Tell them to stop it. We get it, already!
I've been thinking about this for years and I think this is the season that I am going to unload on news reporters for thrashing about in the wind and
the rain with a microphone reporting on hurricanes. I saw Steve Harrigan of Fox News a couple of hurricanes ago get nailed in the head by a piece of
glass. You could tell it hurt.
This is the same Steve Harrigan who did a stellar job of reporting from Iraq. When Steve was in Iraq, he always appeared with his slightly too small
Kevlar helmet and his flak jacket. He's no dummy. He knows that a bullet could pierce his skull or a stray piece of shrapnel could remove his
head.
What happens to Steve when a hurricane blows through? Does he become manic and suffer from delusions of grandeur? Doesn't he know that wind and rain
are the least of his worries? Doesn't he know that a shingle from a rooftop or piece of sheet metal from a building could relieve him of his
brain-housing group just as fast as a piece of shrapnel from an IED? Well, I guess he does now.

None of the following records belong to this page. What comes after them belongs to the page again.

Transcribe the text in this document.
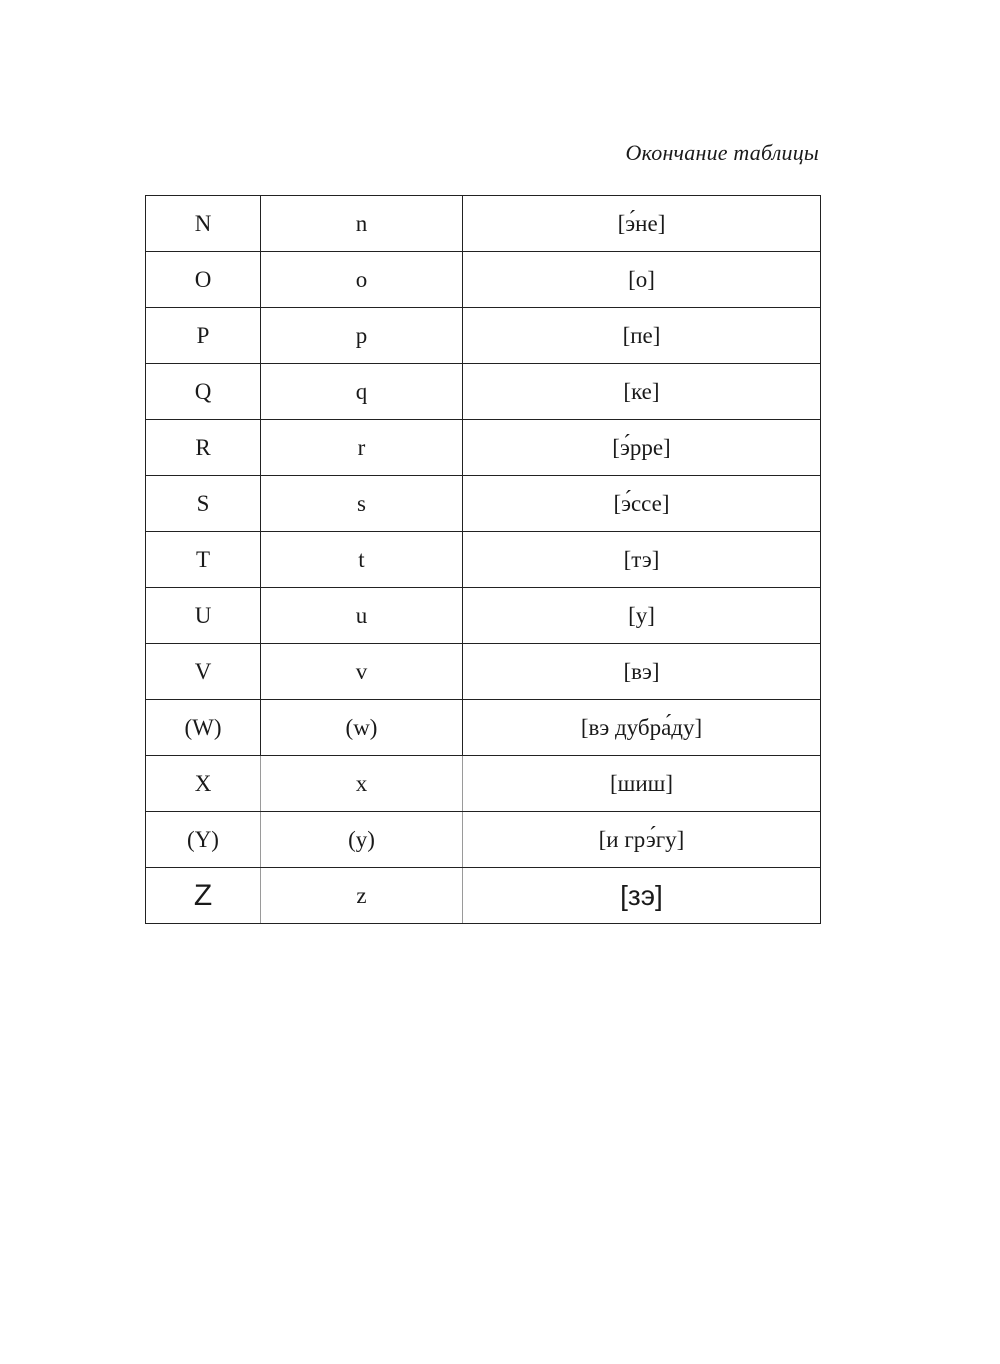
Окончание таблицы
N	n	[э́не]
O	o	[о]
P	p	[пе]
Q	q	[ке]
R	r	[э́рре]
S	s	[э́ссе]
T	t	[тэ]
U	u	[у]
V	v	[вэ]
(W)	(w)	[вэ дубра́ду]
X	x	[шиш]
(Y)	(y)	[и грэ́гу]
Z	z	[зэ]
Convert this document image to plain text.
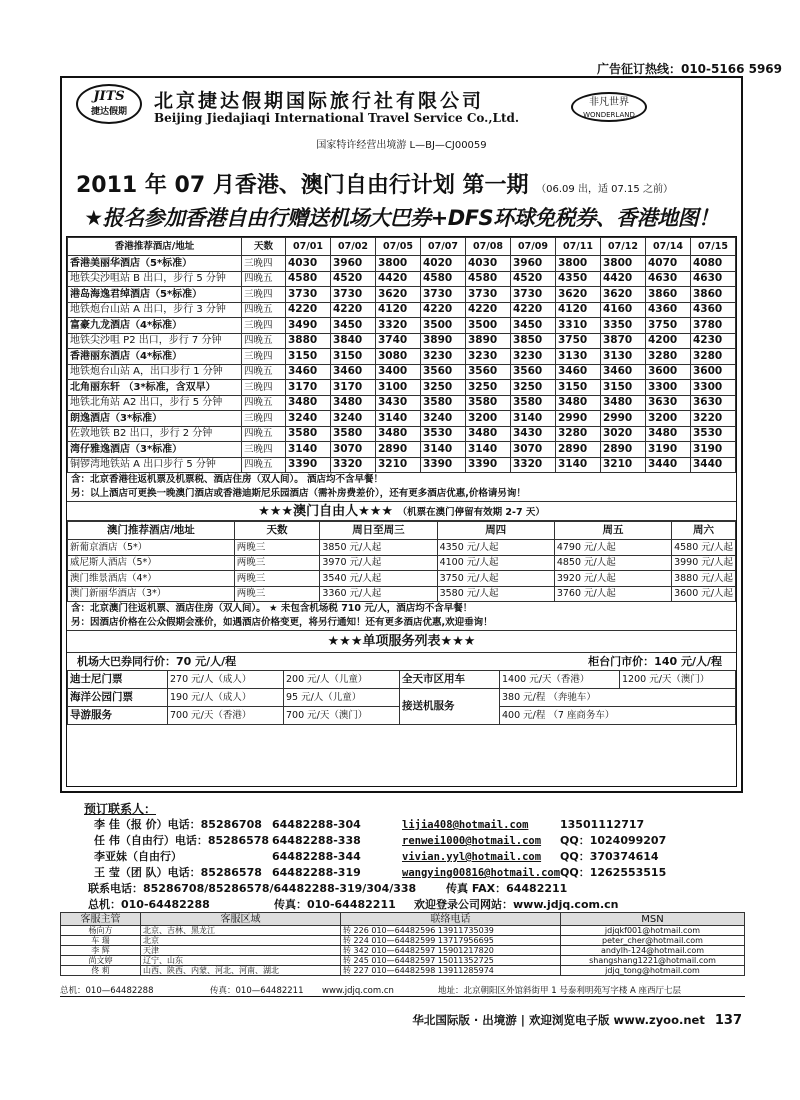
广告征订热线：010-5166 5969
JITS
捷达假期	北京捷达假期国际旅行社有限公司
Beijing Jiedajiaqi International Travel Service Co.,Ltd.
非凡世界
WONDERLAND
国家特许经营出境游 L—BJ—CJ00059
2011 年 07 月香港、澳门自由行计划 第一期 （06.09 出，适 07.15 之前）
★报名参加香港自由行赠送机场大巴券+DFS环球免税券、香港地图！
香港推荐酒店/地址	天数	07/01	07/02	07/05	07/07	07/08	07/09	07/11	07/12	07/14	07/15
香港美丽华酒店（5*标准）	三晚四	4030	3960	3800	4020	4030	3960	3800	3800	4070	4080
地铁尖沙咀站 B 出口，步行 5 分钟	四晚五	4580	4520	4420	4580	4580	4520	4350	4420	4630	4630
港岛海逸君绰酒店（5*标准）	三晚四	3730	3730	3620	3730	3730	3730	3620	3620	3860	3860
地铁炮台山站 A 出口，步行 3 分钟	四晚五	4220	4220	4120	4220	4220	4220	4120	4160	4360	4360
富豪九龙酒店（4*标准）	三晚四	3490	3450	3320	3500	3500	3450	3310	3350	3750	3780
地铁尖沙咀 P2 出口，步行 7 分钟	四晚五	3880	3840	3740	3890	3890	3850	3750	3870	4200	4230
香港丽东酒店（4*标准）	三晚四	3150	3150	3080	3230	3230	3230	3130	3130	3280	3280
地铁炮台山站 A，出口步行 1 分钟	四晚五	3460	3460	3400	3560	3560	3560	3460	3460	3600	3600
北角丽东轩 （3*标准，含双早）	三晚四	3170	3170	3100	3250	3250	3250	3150	3150	3300	3300
地铁北角站 A2 出口，步行 5 分钟	四晚五	3480	3480	3430	3580	3580	3580	3480	3480	3630	3630
朗逸酒店（3*标准）	三晚四	3240	3240	3140	3240	3200	3140	2990	2990	3200	3220
佐敦地铁 B2 出口，步行 2 分钟	四晚五	3580	3580	3480	3530	3480	3430	3280	3020	3480	3530
湾仔雅逸酒店（3*标准）	三晚四	3140	3070	2890	3140	3140	3070	2890	2890	3190	3190
铜锣湾地铁站 A 出口步行 5 分钟	四晚五	3390	3320	3210	3390	3390	3320	3140	3210	3440	3440
含：北京香港往返机票及机票税、酒店住房（双人间）。 酒店均不含早餐！
另：以上酒店可更换一晚澳门酒店或香港迪斯尼乐园酒店（需补房费差价），还有更多酒店优惠,价格请另询！
★★★澳门自由人★★★ （机票在澳门停留有效期 2-7 天）
澳门推荐酒店/地址	天数	周日至周三	周四	周五	周六
新葡京酒店（5*）	两晚三	3850 元/人起	4350 元/人起	4790 元/人起	4580 元/人起
威尼斯人酒店（5*）	两晚三	3970 元/人起	4100 元/人起	4850 元/人起	3990 元/人起
澳门维景酒店（4*）	两晚三	3540 元/人起	3750 元/人起	3920 元/人起	3880 元/人起
澳门新丽华酒店（3*）	两晚三	3360 元/人起	3580 元/人起	3760 元/人起	3600 元/人起
含：北京澳门往返机票、酒店住房（双人间）。 ★ 未包含机场税 710 元/人，酒店均不含早餐！
另：因酒店价格在公众假期会涨价，如遇酒店价格变更，将另行通知！还有更多酒店优惠,欢迎垂询！
★★★单项服务列表★★★
机场大巴券同行价：70 元/人/程	柜台门市价：140 元/人/程
迪士尼门票	270 元/人（成人）	200 元/人（儿童）	全天市区用车	1400 元/天（香港）	1200 元/天（澳门）
海洋公园门票	190 元/人（成人）	95 元/人（儿童）	接送机服务	380 元/程 （奔驰车）	
导游服务	700 元/天（香港）	700 元/天（澳门）		400 元/程 （7 座商务车）	
预订联系人：
李 佳（报 价）电话：85286708 64482288-304	lijia408@hotmail.com	13501112717
任 伟（自由行）电话：85286578 64482288-338	renwei1000@hotmail.com QQ：1024099207
李亚妹（自由行）	64482288-344	vivian.yyl@hotmail.com QQ：370374614
王 莹（团 队）电话：85286578 64482288-319	wangying00816@hotmail.com QQ：1262553515
联系电话：85286708/85286578/64482288-319/304/338	传真 FAX：64482211
总机：010-64482288	传真：010-64482211 欢迎登录公司网站：www.jdjq.com.cn
客服主管	客服区域	联络电话	MSN
杨向方	北京、吉林、黑龙江	转 226 010—64482596 13911735039	jdjqkf001@hotmail.com
车 瑞	北京	转 224 010—64482599 13717956695	peter_cher@hotmail.com
李 辉	天津	转 342 010—64482597 15901217820	andylh-124@hotmail.com
尚文婷	辽宁、山东	转 245 010—64482597 15011352725	shangshang1221@hotmail.com
佟 莉	山西、陕西、内蒙、河北、河南、湖北	转 227 010—64482598 13911285974	jdjq_tong@hotmail.com
总机：010—64482288	传真：010—64482211 www.jdjq.com.cn	地址：北京朝阳区外馆斜街甲 1 号泰利明苑写字楼 A 座西厅七层
华北国际版 · 出境游 | 欢迎浏览电子版 www.zyoo.net 137
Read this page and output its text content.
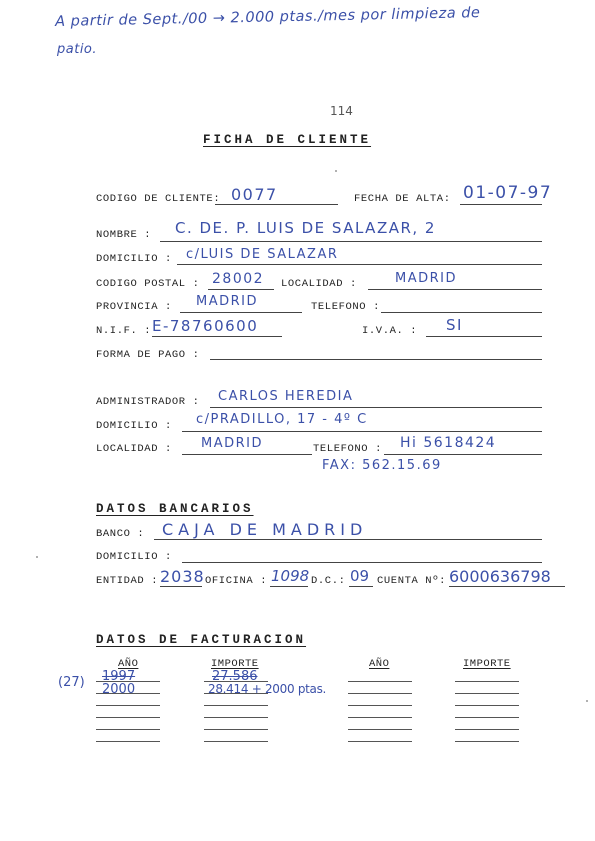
A partir de Sept./00 → 2.000 ptas./mes por limpieza de
patio.
114
FICHA DE CLIENTE
CODIGO DE CLIENTE: 0077	FECHA DE ALTA: 01-07-97
NOMBRE : C. DE. P. LUIS DE SALAZAR, 2
DOMICILIO : c/LUIS DE SALAZAR
CODIGO POSTAL : 28002 LOCALIDAD :	MADRID
PROVINCIA : MADRID	TELEFONO :
N.I.F. : E-78760600	I.V.A. : SI
FORMA DE PAGO :
ADMINISTRADOR : CARLOS HEREDIA
DOMICILIO : c/PRADILLO, 17 - 4º C
LOCALIDAD : MADRID	TELEFONO : Hi 5618424
FAX: 562.15.69
DATOS BANCARIOS
BANCO : CAJA DE MADRID
DOMICILIO :
ENTIDAD : 2038 OFICINA : 1098 D.C.: 09 CUENTA Nº: 6000636798
DATOS DE FACTURACION
AÑO	IMPORTE	AÑO	IMPORTE
(27) 1997	27.586
2000	28.414 + 2000 ptas.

But, Harrigan is not alone. No, you can turn on any channel and see them by the dozens, male and female alike, standing there in the rain, faces
dripping a combination of sweat and rain, screaming into a microphone, pointing at debris flying by, holding their anemometers in the air. Last year,
I sent a heartfelt email to Geraldo Rivera imploring him to take the lead in stopping the madness. It was wasted bandwidth. What else would you
expect from Geraldo?
I sent an email to Greta Van Susteran last night when I learned that she was in Houston asking her to be careful and, for God's sake, stay out of the
wind and the rain. Fortunately, for everyone who loves Greta, she spent her show standing in a misty, gentle breeze. Greta has the best news program
on any channel and she provides a lot of hope to a lot of tragedy-stricken families. We don't need to see her get decapitated on live TV.
I remember about ten years ago watching Dan Rather holding on to a pole in a hurricane practically blown horizontal. Now you know that even ten years
ago, Dan was elderly and had been the anchor for CBS for about four decades. Did he need to scream into a microphone during a Cat 3 hurricane for us
viewers to get the idea that those things are violent as hell? Well?
I have heard that Rather made his name in the news business in Texas covering tropical cyclonic activity. And now that I think about it, I'd be
willing to bet that Dan Rather is responsible, at least in part, for a couple of generations of reporters who every chance they get scramble like cats
in a tuna factory to get to where they can stand in a driving rain storm screaming into a microphone.
If you feel as I do, why not send an email to your favorite newscaster and ask that reporter to stop with the cheap theatrics, find a safe place to
set up the camera and let us watch the rain and debris blow by while he speaks softly and calmly into the microphone. We get it, already!